Pero claro, hablo de otros tiempos, antes de los 2000.

En dos ocasiones que visité el paisito allá por 2004 y 2008, me encontré con unas tiritas de asado que parecían cinto de pasarela (por lo finas, no). No podía creer lo que estaba viendo. Me dije: en esta parrillada (Mercado del puerto) me están embromando, o tal vez pedí el corte más berreta que tienen.

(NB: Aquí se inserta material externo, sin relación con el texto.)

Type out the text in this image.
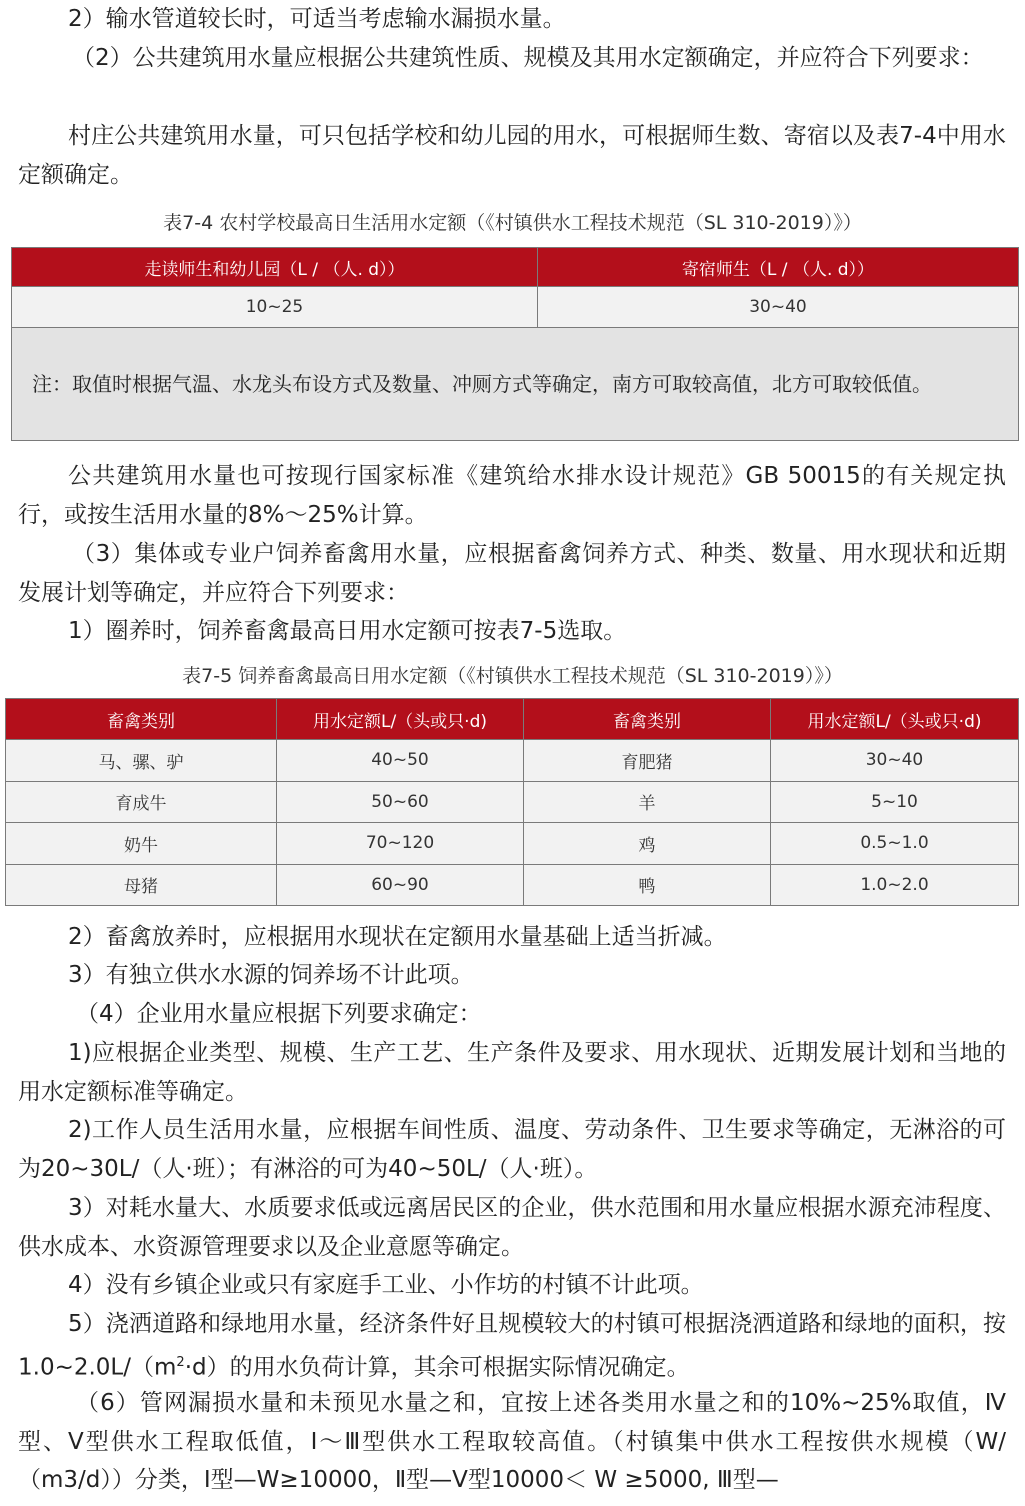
2）输水管道较长时，可适当考虑输水漏损水量。

（2）公共建筑用水量应根据公共建筑性质、规模及其用水定额确定，并应符合下列要求：

村庄公共建筑用水量，可只包括学校和幼儿园的用水，可根据师生数、寄宿以及表7-4中用水定额确定。

表7-4 农村学校最高日生活用水定额（《村镇供水工程技术规范（SL 310-2019）》）
走读师生和幼儿园（L / （人. d））	寄宿师生（L / （人. d））
10~25	30~40
注：取值时根据气温、水龙头布设方式及数量、冲厕方式等确定，南方可取较高值，北方可取较低值。	

公共建筑用水量也可按现行国家标准《建筑给水排水设计规范》GB 50015的有关规定执行，或按生活用水量的8%～25%计算。

（3）集体或专业户饲养畜禽用水量，应根据畜禽饲养方式、种类、数量、用水现状和近期发展计划等确定，并应符合下列要求：

1）圈养时，饲养畜禽最高日用水定额可按表7-5选取。

表7-5 饲养畜禽最高日用水定额（《村镇供水工程技术规范（SL 310-2019）》）
畜禽类别	用水定额L/（头或只·d)	畜禽类别	用水定额L/（头或只·d)
马、骡、驴	40~50	育肥猪	30~40
育成牛	50~60	羊	5~10
奶牛	70~120	鸡	0.5~1.0
母猪	60~90	鸭	1.0~2.0

2）畜禽放养时，应根据用水现状在定额用水量基础上适当折减。

3）有独立供水水源的饲养场不计此项。

（4）企业用水量应根据下列要求确定：

1)应根据企业类型、规模、生产工艺、生产条件及要求、用水现状、近期发展计划和当地的用水定额标准等确定。

2)工作人员生活用水量，应根据车间性质、温度、劳动条件、卫生要求等确定，无淋浴的可为20~30L/（人·班）；有淋浴的可为40~50L/（人·班）。

3）对耗水量大、水质要求低或远离居民区的企业，供水范围和用水量应根据水源充沛程度、供水成本、水资源管理要求以及企业意愿等确定。

4）没有乡镇企业或只有家庭手工业、小作坊的村镇不计此项。

5）浇洒道路和绿地用水量，经济条件好且规模较大的村镇可根据浇洒道路和绿地的面积，按$1.0\sim 2.0L/(m^2\cdot d)$的用水负荷计算，其余可根据实际情况确定。

（6）管网漏损水量和未预见水量之和，宜按上述各类用水量之和的10%~25%取值，Ⅳ型、Ⅴ型供水工程取低值，Ⅰ～Ⅲ型供水工程取较高值。（村镇集中供水工程按供水规模（W/（m3/d））分类，Ⅰ型—W≥10000，Ⅱ型—Ⅴ型10000＜ W ≥5000, Ⅲ型—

Pues el amigo con el que estábamos comiendo me dijo que no, que ése era el corte normal de la tira de asado. Yo le dije que estaba chiflado, que las tiras de asados de antes eran el cuadrúple de gruesas por lo menos, y que esto no podía ser. El pelotudo este me aseguró que siempre había sido así.

Yo me pasé toda la tarde discutiendo que era así:

A ver, loco yo no estaba y además me jacto de haber tenido siempre una muy buena memoria. Así que: ¿cuál es? ¿De qué época de las vacas gordas me hablan?